Comparison of CWSI and Ts-Ta-VIs in moisture monitoring of dryland crops (sorghum and maize) based on UAV remote sensing

Abstract

Monitoring agricultural drought using remote sensing data is crucial for precision irrigation in modern agriculture. Utilizing unmanned aerial vehicle (UAV) remote sensing, we explored the applicability of an empirical crop water stress index (CWSI) based on canopy temperature and three-dimensional drought indices (TDDI) constructed from surface temperature (Ts), air temperature (Ta) and five vegetation indices (VIs) for monitoring the moisture status of dryland crops. Three machine learning algorithms (random forest regression (RFR), support vector regression, and partial least squares regression) were used to compare the performance of the drought indices for vegetation moisture content (VMC) estimation in sorghum and maize. The main results of the study were as follows: (1) Comparative analysis of the drought indices revealed that Ts-Ta-normalized difference vegetation index (TDDIn) and Ts-Ta-enhanced vegetation index (TDDIe) were more strongly correlated with VMC compared with the other indices. The indices exhibited varying sensitivities to VMC under different irrigation regimes; the strongest correlation observed was for the TDDIe index with maize under the fully irrigated treatment (r=−0.93). (2) Regarding spatial and temporal characteristics, the TDDIn, TDDIe and CWSI indices showed minimal differences Over the experimental period, with coefficients of variation were 0.25, 0.18 and 0.24, respectively.
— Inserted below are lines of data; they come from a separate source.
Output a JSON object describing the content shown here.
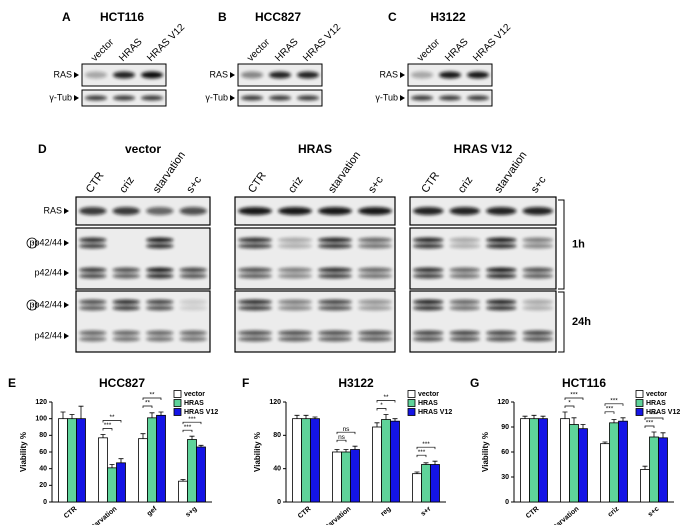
{
  "blots": [
    {
      "letter": "A",
      "title": "HCT116",
      "columns": [
        "vector",
        "HRAS",
        "HRAS V12"
      ],
      "rows": [
        "RAS",
        "γ-Tub"
      ]
    },
    {
      "letter": "B",
      "title": "HCC827",
      "columns": [
        "vector",
        "HRAS",
        "HRAS V12"
      ],
      "rows": [
        "RAS",
        "γ-Tub"
      ]
    },
    {
      "letter": "C",
      "title": "H3122",
      "columns": [
        "vector",
        "HRAS",
        "HRAS V12"
      ],
      "rows": [
        "RAS",
        "γ-Tub"
      ]
    }
  ],
  "panel_d": {
    "letter": "D",
    "groups": [
      "vector",
      "HRAS",
      "HRAS V12"
    ],
    "columns": [
      "CTR",
      "criz",
      "starvation",
      "s+c"
    ],
    "rows": [
      {
        "label": "RAS"
      },
      {
        "circled": "p",
        "label": "-p42/44"
      },
      {
        "label": "p42/44"
      },
      {
        "circled": "p",
        "label": "-p42/44"
      },
      {
        "label": "p42/44"
      }
    ],
    "timepoints": [
      "1h",
      "24h"
    ]
  },
  "chart_data": [
    {
      "type": "bar",
      "letter": "E",
      "title": "HCC827",
      "y_label": "Viability %",
      "categories": [
        "CTR",
        "starvation",
        "gef",
        "s+g"
      ],
      "series": [
        {
          "name": "vector",
          "color": "#ffffff",
          "values": [
            100,
            77,
            76,
            25
          ],
          "errors": [
            8,
            4,
            6,
            2
          ]
        },
        {
          "name": "HRAS",
          "color": "#5fd39a",
          "values": [
            100,
            41,
            101,
            75
          ],
          "errors": [
            5,
            4,
            6,
            4
          ]
        },
        {
          "name": "HRAS V12",
          "color": "#1414e6",
          "values": [
            100,
            47,
            104,
            66
          ],
          "errors": [
            15,
            5,
            4,
            2
          ]
        }
      ],
      "annotations": [
        null,
        [
          "**",
          "***"
        ],
        [
          "**",
          "**"
        ],
        [
          "***",
          "***"
        ]
      ],
      "ylim": [
        0,
        120
      ],
      "yticks": [
        0,
        20,
        40,
        60,
        80,
        100,
        120
      ],
      "legend": "upper right"
    },
    {
      "type": "bar",
      "letter": "F",
      "title": "H3122",
      "y_label": "Viability %",
      "categories": [
        "CTR",
        "starvation",
        "reg",
        "s+r"
      ],
      "series": [
        {
          "name": "vector",
          "color": "#ffffff",
          "values": [
            100,
            60,
            90,
            34
          ],
          "errors": [
            4,
            3,
            5,
            2
          ]
        },
        {
          "name": "HRAS",
          "color": "#5fd39a",
          "values": [
            100,
            60,
            99,
            45
          ],
          "errors": [
            4,
            3,
            6,
            2
          ]
        },
        {
          "name": "HRAS V12",
          "color": "#1414e6",
          "values": [
            100,
            63,
            97,
            45
          ],
          "errors": [
            2,
            4,
            3,
            4
          ]
        }
      ],
      "annotations": [
        null,
        [
          "ns",
          "ns"
        ],
        [
          "**",
          "*"
        ],
        [
          "***",
          "***"
        ]
      ],
      "ylim": [
        0,
        120
      ],
      "yticks": [
        0,
        40,
        80,
        120
      ],
      "legend": "upper right"
    },
    {
      "type": "bar",
      "letter": "G",
      "title": "HCT116",
      "y_label": "Viability %",
      "categories": [
        "CTR",
        "starvation",
        "criz",
        "s+c"
      ],
      "series": [
        {
          "name": "vector",
          "color": "#ffffff",
          "values": [
            100,
            100,
            70,
            39
          ],
          "errors": [
            3,
            8,
            2,
            4
          ]
        },
        {
          "name": "HRAS",
          "color": "#5fd39a",
          "values": [
            100,
            93,
            95,
            78
          ],
          "errors": [
            4,
            8,
            4,
            6
          ]
        },
        {
          "name": "HRAS V12",
          "color": "#1414e6",
          "values": [
            100,
            88,
            97,
            77
          ],
          "errors": [
            3,
            5,
            4,
            6
          ]
        }
      ],
      "annotations": [
        null,
        [
          "***",
          "*"
        ],
        [
          "***",
          "***"
        ],
        [
          "***",
          "***"
        ]
      ],
      "ylim": [
        0,
        120
      ],
      "yticks": [
        0,
        30,
        60,
        90,
        120
      ],
      "legend": "upper right"
    }
  ]
}
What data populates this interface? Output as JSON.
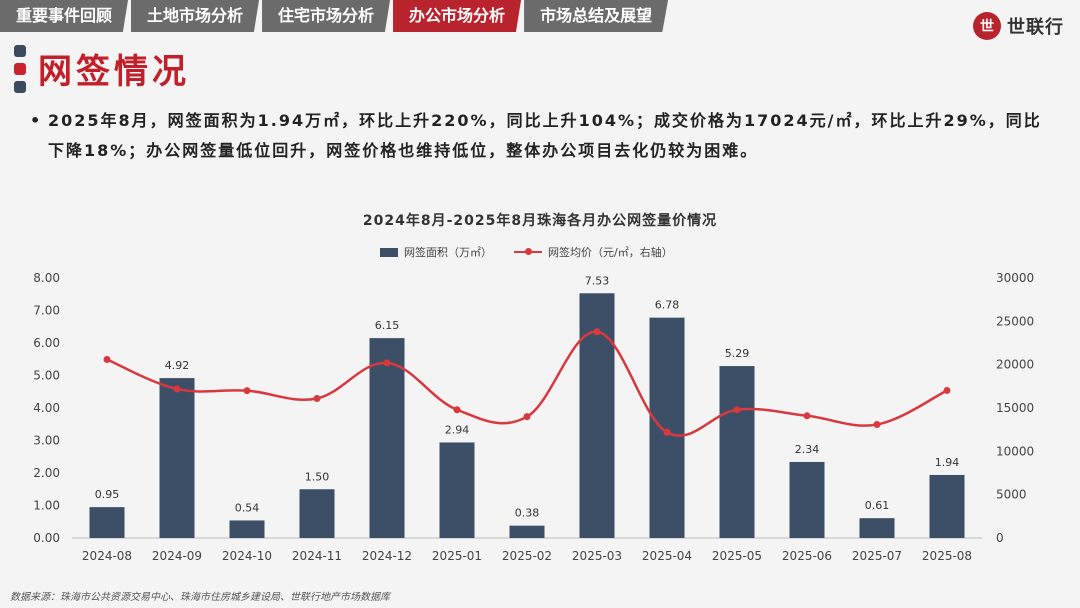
{
  "tabs": [
    {
      "label": "重要事件回顾",
      "active": false
    },
    {
      "label": "土地市场分析",
      "active": false
    },
    {
      "label": "住宅市场分析",
      "active": false
    },
    {
      "label": "办公市场分析",
      "active": true
    },
    {
      "label": "市场总结及展望",
      "active": false
    }
  ],
  "brand": {
    "name": "世联行",
    "mark": "世"
  },
  "page_title": "网签情况",
  "summary": "2025年8月，网签面积为1.94万㎡，环比上升220%，同比上升104%；成交价格为17024元/㎡，环比上升29%，同比下降18%；办公网签量低位回升，网签价格也维持低位，整体办公项目去化仍较为困难。",
  "colors": {
    "accent": "#b8232d",
    "bar": "#3c4f66",
    "line": "#d9383f",
    "tab": "#6b6b6b"
  },
  "chart_data": {
    "type": "bar",
    "title": "2024年8月-2025年8月珠海各月办公网签量价情况",
    "categories": [
      "2024-08",
      "2024-09",
      "2024-10",
      "2024-11",
      "2024-12",
      "2025-01",
      "2025-02",
      "2025-03",
      "2025-04",
      "2025-05",
      "2025-06",
      "2025-07",
      "2025-08"
    ],
    "series": [
      {
        "name": "网签面积（万㎡）",
        "type": "bar",
        "axis": "left",
        "values": [
          0.95,
          4.92,
          0.54,
          1.5,
          6.15,
          2.94,
          0.38,
          7.53,
          6.78,
          5.29,
          2.34,
          0.61,
          1.94
        ]
      },
      {
        "name": "网签均价（元/㎡，右轴）",
        "type": "line",
        "axis": "right",
        "values": [
          20600,
          17200,
          17000,
          16100,
          20200,
          14800,
          14000,
          23800,
          12200,
          14800,
          14100,
          13100,
          17024
        ]
      }
    ],
    "y_left": {
      "min": 0,
      "max": 8,
      "step": 1,
      "ticks": [
        "0.00",
        "1.00",
        "2.00",
        "3.00",
        "4.00",
        "5.00",
        "6.00",
        "7.00",
        "8.00"
      ]
    },
    "y_right": {
      "min": 0,
      "max": 30000,
      "step": 5000,
      "ticks": [
        "0",
        "5000",
        "10000",
        "15000",
        "20000",
        "25000",
        "30000"
      ]
    },
    "legend": "top-center",
    "bar_labels": [
      "0.95",
      "4.92",
      "0.54",
      "1.50",
      "6.15",
      "2.94",
      "0.38",
      "7.53",
      "6.78",
      "5.29",
      "2.34",
      "0.61",
      "1.94"
    ]
  },
  "source": "数据来源：珠海市公共资源交易中心、珠海市住房城乡建设局、世联行地产市场数据库"
}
All three indices were capable of effectively characterizing the moisture distribution in dryland maize and sorghum crops, but the TDDI indices more accurately monitored the spatial distribution of crop moisture after a rainfall or irrigation event. (3) For prediction of the moisture content of single crops, RFR models based on TDDIn and TDDIe estimated VMC most accurately (R2>0.7), and the TDDIn-based model predicted VMC with the highest accuracy when considering multiple-crop samples, with R2 and RMSE of 0.62 and 14.26%, respectively. Thus, TDDI proved more effective than the CWSI in estimating crop water content.